HR thought leader Josh Bersin, who collaborated with IBM on the report, explains what that means in his introduction:

“Traditional HR 1.0 departments focus on compliance, administration, and highly efficient service delivery.

“HR 2.0 teams move toward integrated centers of excellence, and focus on training and empowering business partners to deliver solutions at the point of need.

“HR 3.0, which only 10 percent of companies have achieved, turns HR into an agile consulting organization, one that not only delivers efficient services, but also practices design thinking to push innovative solutions, cognitive tools, and transparency into the organization.”

HR 3.0 - blog.jpg

The report found substantial agreement among the surveyed executives on the key ingredients of HR 3.0, but uncertainty among them about how to evolve their operation. Providing that guidance is the essence of the report.

After studying multiple HR practices, Bersin and IBM identified 10 “Action Areas” drawn from what the most successful companies are doing. “Our analysis has identified ten priority Action Areas critical to the HR 3.0 model.

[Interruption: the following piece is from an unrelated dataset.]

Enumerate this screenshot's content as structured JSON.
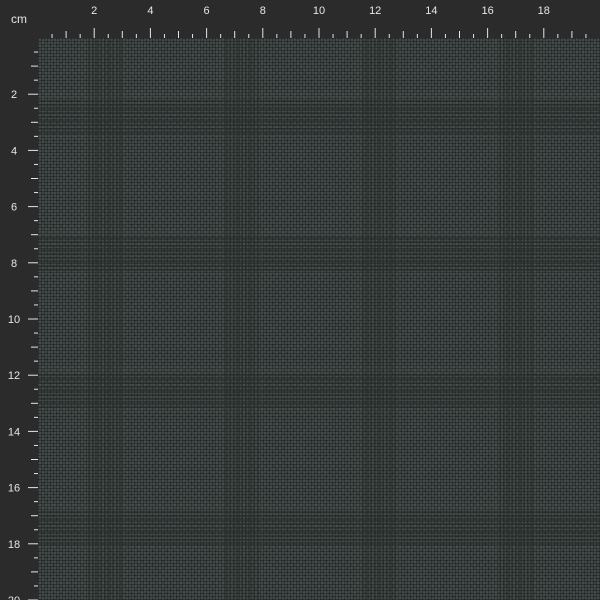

The Action Areas span the breadth of the human resources function, in some cases wholly reinventing traditional people practices.”

These 10 are:

  1. Measure employee performance continuously and transparently
  2. Invest in the new role of leadership
  3. Build and apply capabilities in agile and design thinking
  4. Pay for performance — and skills — in a fair and transparent way
  5. Continuously build skills in the flow of work
  6. Design intentional experiences for employees
  7. Modernize your HR technology portfolio
  8. Apply data-driven insights
  9. Reorient and reskill your HR business partners
  10. Source talent strategically

Though few companies are on the path to 3.0, those that don’t begin to evolve will be left behind.

“Even as leading companies transform their HR model, it’s clear HR 3.0 is not a destination, just a way station. The world is changing too quickly to allow even a hint of complacency,” the report concludes.

“As we continue to face unprecedented opportunities to build better businesses and a much better world, an HR 4.0 will evolve as a model to help us keep doing just that.”